I am writing this before Week 9 of the NFL season. However, in Week 8 the Patriots played the Vikings. I was struck by something. Brandon Meriweather certainly led with the crown of his helmet a lot. The thing about it was that his tackles were indiscriminate. When he made such a move he hit his own players, he hit the opponent, and he whiffed. So as I understand the NFL’s rules, what Meriweather does is a foul only if the result is a foul. This is strange to me. He needed to come out of the game with what the announcers described as a “stinger” after one of his “tackles.”
The rules in this area are designed to promote safety. What Meriweather does injures himself in a recognizable way. He has injured opponents. Soon he will injure his teammates. I suggest that this is a penalty, and not just when he hits someone, but when he whiffs as well. Furthermore, I suggest that this behavior is so egregious that he should be fined incrementally upwards for every such action. The team should be fined incrementally upwards for every offense by one of their players. These fines should fund both player insurance and concussion research.
This is the point of the article where I make a tenuous legal analogy. When Meriweather spears an opponent, that action clearly falls within the language of the rule. But if safety drives the spirit of the rule, why is Meriweather’s intent to spear his opponent not transferred to his teammate? If I attempt to shoot the fleeing burglar and inadvertently hit the police officer, I have committed an assault. This is true despite the fact that we are both trying to apprehend the criminal on the other team. Likewise, if I attempt to shoot and kill another but miss, I am guilty of attempted murder. This is true despite the fact that no one was injured. The risk of harm is so great we criminalize the whiff.
Here is why this suggestion works and alleviates all of the criticism. The rule is a standard. There is no guessing. If you lead with the crown of your head in a tackle, it’s a penalty and a fine. If you lead with your facemask, and the receiver ducks, you’re in the clear, James Harrison. Also, the NFL, in enacting such a standard, would react to public outcry with a consistent message: the first priority on the field is the relative safety of the players. This is a good thing.

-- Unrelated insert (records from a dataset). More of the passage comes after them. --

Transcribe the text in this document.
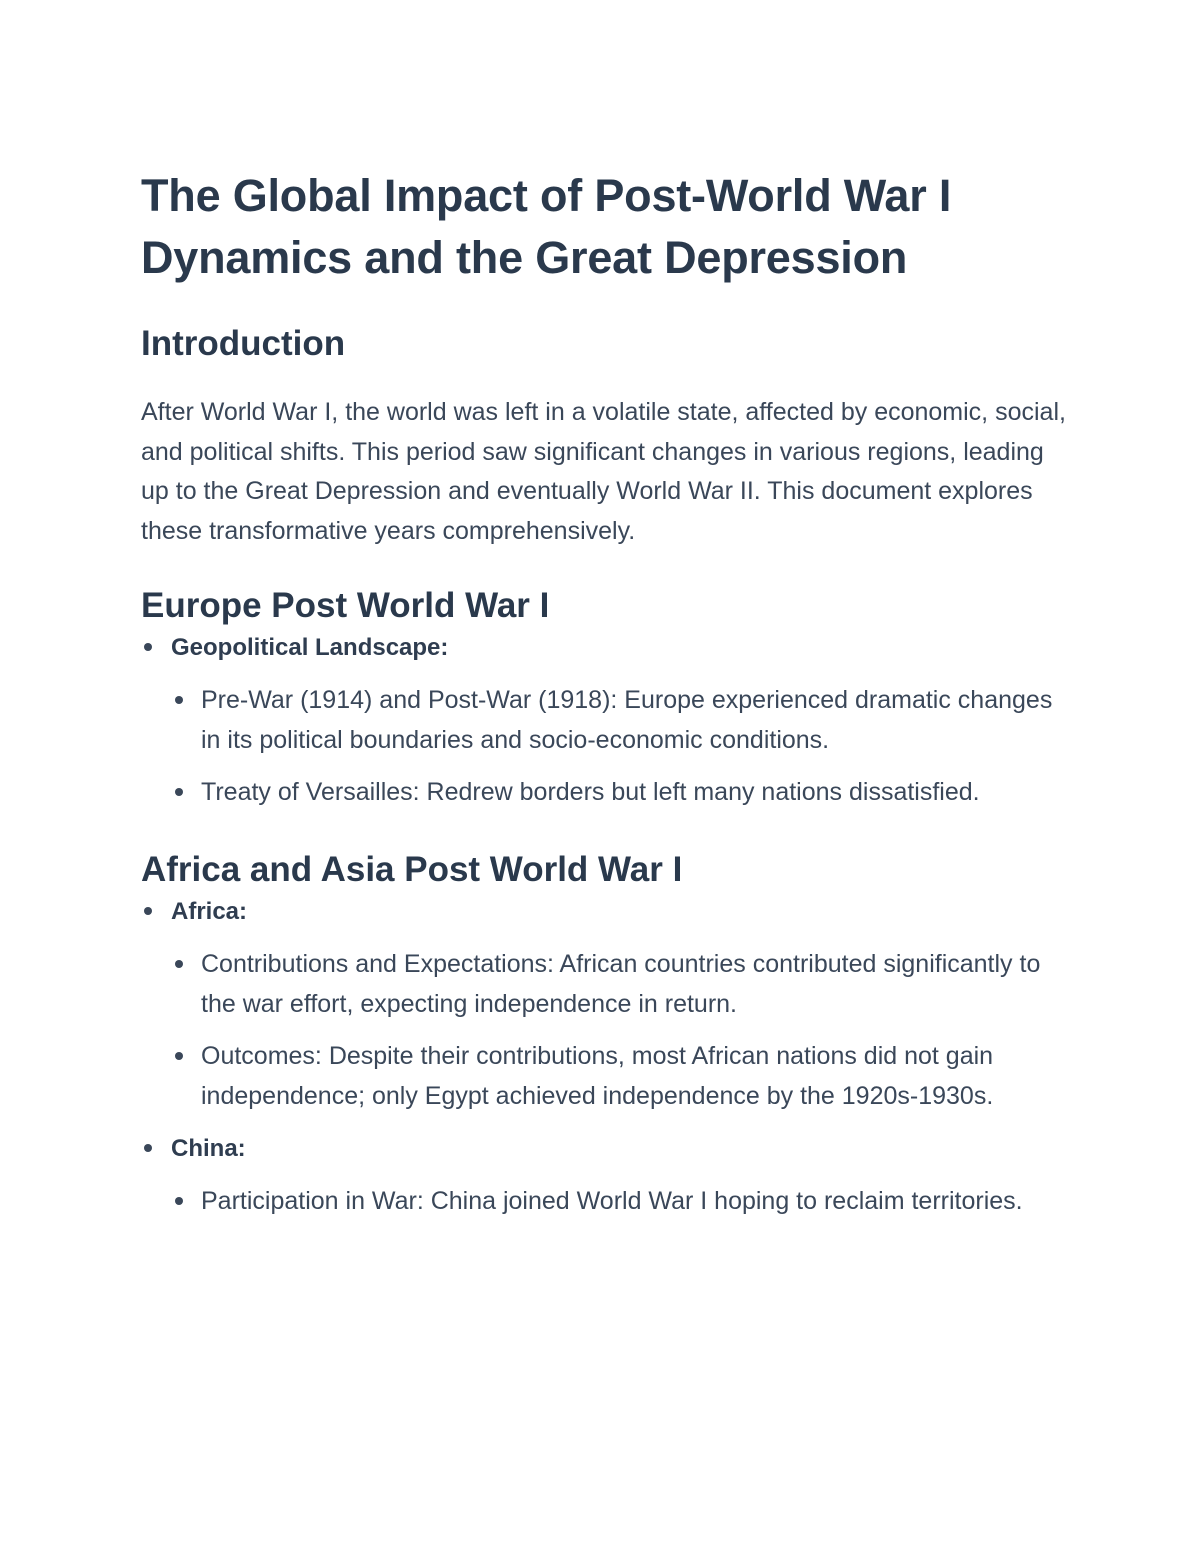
The Global Impact of Post-World War I Dynamics and the Great Depression
Introduction

After World War I, the world was left in a volatile state, affected by economic, social, and political shifts. This period saw significant changes in various regions, leading up to the Great Depression and eventually World War II. This document explores these transformative years comprehensively.

Europe Post World War I
Geopolitical Landscape:
Pre-War (1914) and Post-War (1918): Europe experienced dramatic changes in its political boundaries and socio-economic conditions.
Treaty of Versailles: Redrew borders but left many nations dissatisfied.
Africa and Asia Post World War I
Africa:
Contributions and Expectations: African countries contributed significantly to the war effort, expecting independence in return.
Outcomes: Despite their contributions, most African nations did not gain independence; only Egypt achieved independence by the 1920s-1930s.
China:
Participation in War: China joined World War I hoping to reclaim territories.
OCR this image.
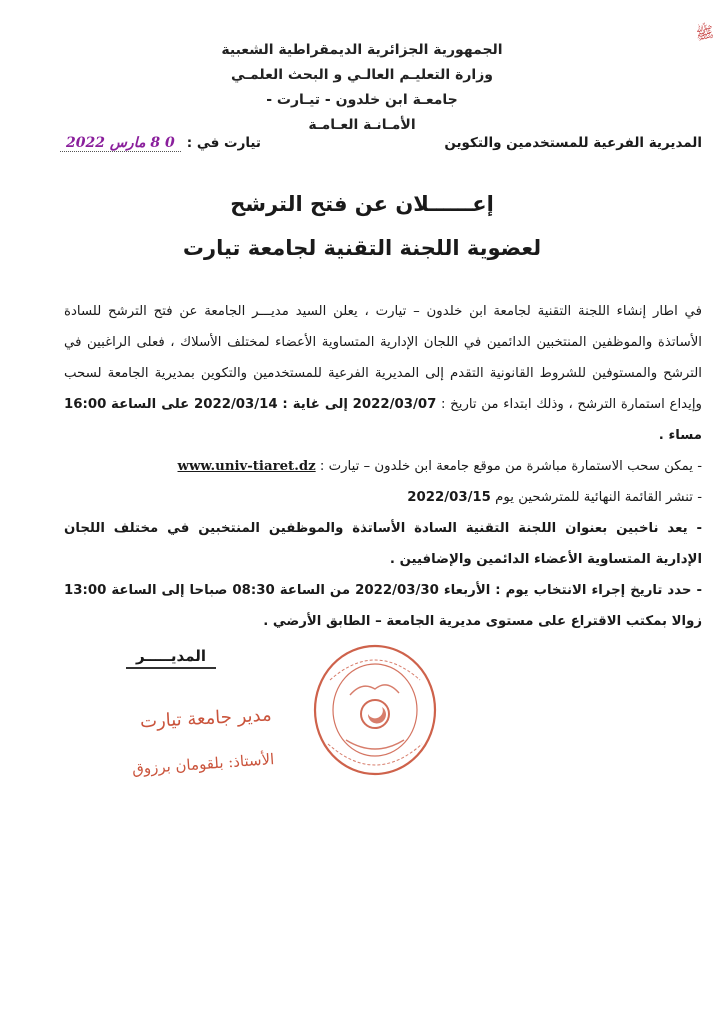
ﷺ
الجمهورية الجزائرية الديمقراطية الشعبية
وزارة التعليـم العالـي و البحث العلمـي
جامعـة ابن خلدون - تيـارت -
الأمـانـة العـامـة
المديرية الفرعية للمستخدمين والتكوين
تيارت في :
0 8 مارس 2022
إعــــــلان عن فتح الترشح
لعضوية اللجنة التقنية لجامعة تيارت

في اطار إنشاء اللجنة التقنية لجامعة ابن خلدون – تيارت ، يعلن السيد مديـــر الجامعة عن فتح الترشح للسادة الأساتذة والموظفين المنتخبين الدائمين في اللجان الإدارية المتساوية الأعضاء لمختلف الأسلاك ، فعلى الراغبين في الترشح والمستوفين للشروط القانونية التقدم إلى المديرية الفرعية للمستخدمين والتكوين بمديرية الجامعة لسحب وإيداع استمارة الترشح ، وذلك ابتداء من تاريخ : 2022/03/07 إلى غاية : 2022/03/14 على الساعة 16:00 مساء .

- يمكن سحب الاستمارة مباشرة من موقع جامعة ابن خلدون – تيارت : www.univ-tiaret.dz

- تنشر القائمة النهائية للمترشحين يوم 2022/03/15

- يعد ناخبين بعنوان اللجنة التقنية السادة الأساتذة والموظفين المنتخبين في مختلف اللجان الإدارية المتساوية الأعضاء الدائمين والإضافيين .

- حدد تاريخ إجراء الانتخاب يوم : الأربعاء 2022/03/30 من الساعة 08:30 صباحا إلى الساعة 13:00 زوالا بمكتب الاقتراع على مستوى مديرية الجامعة – الطابق الأرضي .

المديـــــر
مدير جامعة تيارت
الأستاذ: بلقومان برزوق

Lastly, and perhaps this is the English major in me, but I have found all the crown-of-the-helmet hits inherently cowardly. I was always told that proper tackling technique was to tackle with your head up. But the controversial hits all come when the player has his head down. My grandmother has forever told me to put my shoulders back, my chin up, and face the world like a man. A defensive player who leads with the crown of his head lacks the stalwart valor to face the man he hurts. Courage is the self-fulfilling prophecy of accumulated good deeds done solely for their own virtue. There is no Courage in ducking.
Listen, Meriweather and Harrison, you can cry about fines while families pray for their sons. But you can act physically without violence. You can either keep your chin down or you can man up.